Dieses Motto bringt treffend das vorrangige Lebensgefühl von Menschen heute zum Ausdruck. Für viele Zeitgenossen gilt die Lebensregel: Alles, was ich unternehme und tue, was ich brauche und nötig habe, muss Spaß machen und zu einem Erlebnis werden. Mit anderen Worten: Das Leben ist schlechthin zum Erlebnisprojekt geworden. 

So dient zum Beispiel der Einkauf in einem Supermarkt nicht nur dem Erwerb von Waren und Lebensmitteln, sondern er muss auch Erlebnisse vermitteln. Ein Restaurant hat nicht nur eine gut bürgerliche Küche, sondern auch eine Erlebnisgastronomie aufzuweisen. Die Kataloge der Freizeitindustrie sind nur dann attraktiv, wenn sie Urlaubsspaß und Erlebnisferien anpreisen können. Alles, was Unterhaltung und Abwechslung, Spannung und Spaß vermittelt, ist heute gefragt.  

Wenn wir von Erlebnissen sprechen, verbinden wir mit diesem Begriff aber nicht nur Freizeit und Erholung, Urlaub und Abenteuer. Mittlerweile werden alle Bereiche menschlichen Lebens mit dem Erlebnisbegriff verknüpft, auch der religiöse Bereich, Religion und Glaube. Christsein und das Leben in Kirche und Gemeinde müssen Erlebnisse vermitteln, z. B. ein Gottesdienst ohne besonderen Gag zählt nicht mehr.  
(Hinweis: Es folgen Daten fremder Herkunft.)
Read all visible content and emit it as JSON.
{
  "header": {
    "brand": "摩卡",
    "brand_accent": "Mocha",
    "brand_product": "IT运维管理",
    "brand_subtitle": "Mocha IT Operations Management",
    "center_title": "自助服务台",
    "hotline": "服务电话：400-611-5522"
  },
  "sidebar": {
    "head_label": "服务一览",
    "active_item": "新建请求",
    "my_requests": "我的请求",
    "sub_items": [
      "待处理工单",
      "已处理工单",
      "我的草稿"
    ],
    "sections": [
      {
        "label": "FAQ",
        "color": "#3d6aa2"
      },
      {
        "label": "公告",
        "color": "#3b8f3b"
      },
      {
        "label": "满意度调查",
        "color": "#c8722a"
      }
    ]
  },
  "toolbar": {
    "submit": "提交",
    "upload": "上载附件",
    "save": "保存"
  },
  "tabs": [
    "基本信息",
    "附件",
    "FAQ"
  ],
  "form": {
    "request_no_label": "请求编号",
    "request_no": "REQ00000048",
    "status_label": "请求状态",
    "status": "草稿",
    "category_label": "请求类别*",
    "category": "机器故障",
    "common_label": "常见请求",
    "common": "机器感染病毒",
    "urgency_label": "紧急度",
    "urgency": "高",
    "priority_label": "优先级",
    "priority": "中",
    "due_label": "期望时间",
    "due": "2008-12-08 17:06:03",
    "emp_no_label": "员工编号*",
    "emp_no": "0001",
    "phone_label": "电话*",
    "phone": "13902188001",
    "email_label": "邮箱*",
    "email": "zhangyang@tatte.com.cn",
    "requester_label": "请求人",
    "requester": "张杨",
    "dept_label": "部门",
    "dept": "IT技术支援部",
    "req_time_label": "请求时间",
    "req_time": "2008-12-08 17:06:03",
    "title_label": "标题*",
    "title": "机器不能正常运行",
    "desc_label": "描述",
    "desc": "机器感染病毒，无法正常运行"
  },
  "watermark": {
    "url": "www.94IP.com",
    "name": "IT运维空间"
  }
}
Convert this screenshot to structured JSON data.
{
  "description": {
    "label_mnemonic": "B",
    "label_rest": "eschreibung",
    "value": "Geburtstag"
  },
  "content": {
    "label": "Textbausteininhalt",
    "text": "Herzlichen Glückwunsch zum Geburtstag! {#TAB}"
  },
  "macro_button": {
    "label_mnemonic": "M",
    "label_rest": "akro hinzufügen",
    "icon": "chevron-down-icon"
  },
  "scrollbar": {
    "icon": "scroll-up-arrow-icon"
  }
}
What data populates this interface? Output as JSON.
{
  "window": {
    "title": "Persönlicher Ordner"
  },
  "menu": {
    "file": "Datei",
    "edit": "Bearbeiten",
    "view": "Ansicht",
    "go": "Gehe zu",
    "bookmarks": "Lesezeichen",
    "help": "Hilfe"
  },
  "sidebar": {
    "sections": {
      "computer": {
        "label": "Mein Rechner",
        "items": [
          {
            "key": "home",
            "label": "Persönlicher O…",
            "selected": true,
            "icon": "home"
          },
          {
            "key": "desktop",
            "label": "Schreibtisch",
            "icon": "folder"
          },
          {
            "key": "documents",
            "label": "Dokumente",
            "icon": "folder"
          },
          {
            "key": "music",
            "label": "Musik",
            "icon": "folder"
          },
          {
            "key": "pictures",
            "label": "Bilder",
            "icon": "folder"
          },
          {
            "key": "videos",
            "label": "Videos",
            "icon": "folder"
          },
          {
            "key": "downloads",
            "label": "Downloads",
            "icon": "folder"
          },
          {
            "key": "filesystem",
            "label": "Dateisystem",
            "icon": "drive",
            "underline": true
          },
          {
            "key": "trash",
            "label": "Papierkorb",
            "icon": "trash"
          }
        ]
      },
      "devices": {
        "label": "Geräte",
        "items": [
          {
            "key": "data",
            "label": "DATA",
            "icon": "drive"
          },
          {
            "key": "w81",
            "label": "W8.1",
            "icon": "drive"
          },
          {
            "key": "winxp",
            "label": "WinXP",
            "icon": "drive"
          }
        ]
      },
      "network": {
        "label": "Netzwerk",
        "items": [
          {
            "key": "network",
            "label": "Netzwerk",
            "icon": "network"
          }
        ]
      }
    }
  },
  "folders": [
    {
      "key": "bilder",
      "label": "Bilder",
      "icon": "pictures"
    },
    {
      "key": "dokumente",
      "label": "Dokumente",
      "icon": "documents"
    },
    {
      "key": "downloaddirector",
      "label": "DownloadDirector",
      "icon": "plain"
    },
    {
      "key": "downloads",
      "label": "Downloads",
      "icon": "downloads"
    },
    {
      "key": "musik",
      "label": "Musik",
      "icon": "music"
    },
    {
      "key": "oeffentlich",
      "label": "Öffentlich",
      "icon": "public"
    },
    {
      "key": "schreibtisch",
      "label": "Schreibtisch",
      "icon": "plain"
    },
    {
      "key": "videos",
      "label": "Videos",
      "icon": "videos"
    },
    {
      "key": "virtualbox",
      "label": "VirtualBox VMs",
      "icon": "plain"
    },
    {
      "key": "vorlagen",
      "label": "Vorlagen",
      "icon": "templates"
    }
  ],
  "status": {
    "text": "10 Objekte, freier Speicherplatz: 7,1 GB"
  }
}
Diese Ausrichtung der Menschen auf Erlebnisse ist nicht nur negativ zu bewerten. Das Streben nach Erlebnissen kann auch immer als ein unmittelbarer Ausdruck der Suche nach Glück und Sinn gedeutet und somit als eine verborgene Sehnsucht nach einem Leben in Fülle verstanden werden. Aber allzu oft geraten viele Zeitgenossen in die Gefahr, sich vorschnell mit Erlebnissen abspeisen zu lassen, die dieses Verlangen nur vordergründig stillen. Sie geben sich mit dem kleinen Glück des Alltags zufrieden. Sie sind froh, wenn sie ohne großen Aufwand und Mühe möglichst problem- und konfliktlos ihren Hunger nach Leben in einer oft sehr oberflächlichen Weise stillen können. Dabei müssen Menschen häufig schmerzlich feststellen, dass sie, je vordergründiger sie Erlebnisse zum alleinigen Sinn ihres Lebens machen, am Ende umso enttäuschter sind, wenn das gewünschte und sehnlichst erhoffte große Glück letztlich doch ausbleibt. Denn kaum hat das Erlebnis begonnen, taucht schon bald die Frage auf, welches neue Erlebnis ansteht, damit man sich nicht mit der Leere und Langeweile der neuen Situation auseinandersetzen muss. Es entwickelt sich ein Erlebnisstress, der den Menschen unter Druck setzt, sein ganzes Leben auf Erlebnisse hin zu orientieren, um so nichts zu verpassen und nicht zu kurz zu kommen. Zur entstehenden Angst vor der Leere und Langeweile gesellt sich die Angst, nicht mehr „in“ zu sein, wenn man nicht mehr genügend Geld und Kraft hat, den gesellschaftlich verordneten Erlebnisstress mitzuhalten.  

Die gekauften und oft noch so schön arrangierten Erlebnisse lösen letztlich nicht das ein, was sie versprechen. Es bleibt der schale Geschmack, dass wir das Leben in Fülle nicht selber machen können. 

In einer solchen Situation ist zwar nicht das Leben, aber sein tiefster Sinn bedroht. Wir amüsieren uns zu Tode, Menschen, die ausschließlich auf Erlebnisse fixiert sind, um in ihnen das Glück des Lebens zu finden, geraten so in eine tiefe Krise, letztlich in eine Sinnlosigkeit. Am Ende steht dann die bittere Einsicht, dass sich bei noch so viel Geschick schließlich das Glück doch nicht kaufen und nicht inszenieren lässt. Beständiges Glück, Leben in Fülle, Erfüllung des Lebens sind und bleiben ein Geschenk Gottes. Das ist die zentrale Botschaft des heutigen Evangeliums. 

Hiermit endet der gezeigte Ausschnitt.